每年保費交一萬二,交滿十年就能拿錢,我連著交了六年。
昨天醫院打電話,說媽突發急性膽囊炎需要做手術。
我趕到繳費窗口,把保險單號報給工作人員報銷,窗口的人敲了半天鍵盤。
“這份保單三個月前已經辦理了退保結清。”
我愣在原地,順著走廊走到病房門外,門沒關嚴。
“你姐還不知道退保的事吧?”弟弟的聲音傳出來。
媽躺在病床上:“放心,那錢拿去給你交婚房首付了,她查不出來。”
“反正是她出的錢,就算知道了她還能要回去不成?”
我捏緊了手裏的繳費單。
我走到護士站。
“3床的家屬是吧?先把這三萬塊的手術押金交一下。”護士遞單子過來。
我把單子推了回去。
“誰的病誰交錢,我沒有義務替別人還房貸。”
......
護士看著被推回的單據。
“可是剛才病房裏的老太太說,等她女兒來了就立刻交錢,這手術明早第一台就要做的。

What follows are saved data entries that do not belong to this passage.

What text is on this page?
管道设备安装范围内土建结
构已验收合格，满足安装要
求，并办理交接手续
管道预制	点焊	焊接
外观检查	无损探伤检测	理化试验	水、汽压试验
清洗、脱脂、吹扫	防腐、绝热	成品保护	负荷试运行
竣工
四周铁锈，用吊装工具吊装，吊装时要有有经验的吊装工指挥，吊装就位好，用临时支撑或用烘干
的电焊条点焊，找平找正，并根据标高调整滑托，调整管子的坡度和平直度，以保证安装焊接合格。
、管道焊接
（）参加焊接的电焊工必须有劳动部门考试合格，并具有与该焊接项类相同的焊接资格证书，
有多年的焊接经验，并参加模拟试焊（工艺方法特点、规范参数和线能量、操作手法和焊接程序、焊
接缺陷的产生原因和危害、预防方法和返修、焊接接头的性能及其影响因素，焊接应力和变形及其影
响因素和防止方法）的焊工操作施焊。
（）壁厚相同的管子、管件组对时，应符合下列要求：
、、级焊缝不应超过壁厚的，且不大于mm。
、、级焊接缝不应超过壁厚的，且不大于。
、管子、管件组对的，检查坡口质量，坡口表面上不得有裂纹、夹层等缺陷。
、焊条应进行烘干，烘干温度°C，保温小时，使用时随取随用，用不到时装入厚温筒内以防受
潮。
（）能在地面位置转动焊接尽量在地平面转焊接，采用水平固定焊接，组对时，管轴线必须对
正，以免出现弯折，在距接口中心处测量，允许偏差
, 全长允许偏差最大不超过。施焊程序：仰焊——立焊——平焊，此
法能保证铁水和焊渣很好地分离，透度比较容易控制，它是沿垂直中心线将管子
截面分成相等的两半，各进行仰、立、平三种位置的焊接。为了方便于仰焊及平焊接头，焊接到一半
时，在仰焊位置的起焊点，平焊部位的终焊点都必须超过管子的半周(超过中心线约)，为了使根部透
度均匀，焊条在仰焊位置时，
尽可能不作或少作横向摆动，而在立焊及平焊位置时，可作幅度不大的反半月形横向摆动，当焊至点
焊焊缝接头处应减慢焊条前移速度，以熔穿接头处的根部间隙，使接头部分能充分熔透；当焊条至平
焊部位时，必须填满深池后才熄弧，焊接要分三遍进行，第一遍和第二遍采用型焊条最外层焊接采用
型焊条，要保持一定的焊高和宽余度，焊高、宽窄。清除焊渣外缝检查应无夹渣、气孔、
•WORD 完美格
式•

”
我看著護士手裏那張催繳單,上麵印著劉桂芬的名字。
這六年,為了每年湊齊那一萬二的保費,我連續三年沒有買過一件超過兩百塊的外套。
胃痛到整夜睡不著的時候,我也隻敢買最便宜的布洛芬吞下去,生怕去一趟醫院就斷了給她的保費。
我拿回單據,走向3號病房。
推開門,病房裏的笑聲停止了。
弟弟林浩正坐在陪護椅上,手裏拿著一把瑞士軍刀,削著一個車厘子。
床頭櫃上堆滿了水果和營養品。
林浩順手把車厘子塞進嘴裏咀嚼。
“姐,你可算來了。”
“媽痛了一早上了,你趕緊去把手術費交了,醫生還等著安排明天的手術呢。”
媽拉了拉被角,眼神躲閃,發出痛呼。
“安安啊,媽肚子好痛,你快去把錢交了,別耽誤了媽的命。”
我走到床尾,把手裏那張揉皺的催繳單拍在鐵架子上。
“單子在這,誰有錢誰去交。”
林浩猛地站起來:“你什麼意思?你是長女,媽生病了你不掏錢誰掏?”
我盯著他的眼睛,指著他手腕上那塊剛買的綠水鬼手表。
“退保結清的那七萬二呢?”
病房裏瞬間死寂,林浩下意識地把手往背後藏,媽則是猛地從床上坐了起來。
“你查了?”媽的聲音拔高,指責道:“我自己的保單,我怎麼處理還要跟你報備嗎?”
我走到床頭,把那果籃一把掃到地上,車厘子滾落一地。
“那是我的錢,投保人是我,卡是我的卡,你拿什麼手續退的保?”
她拔掉手背上的輸液管針頭,血珠冒出。
她毫不在意,指著我。
“我是你親媽!我拿我的身份證加上你的戶口本,說你工作忙代辦一下,人家看我是親媽就給退了怎麼了!”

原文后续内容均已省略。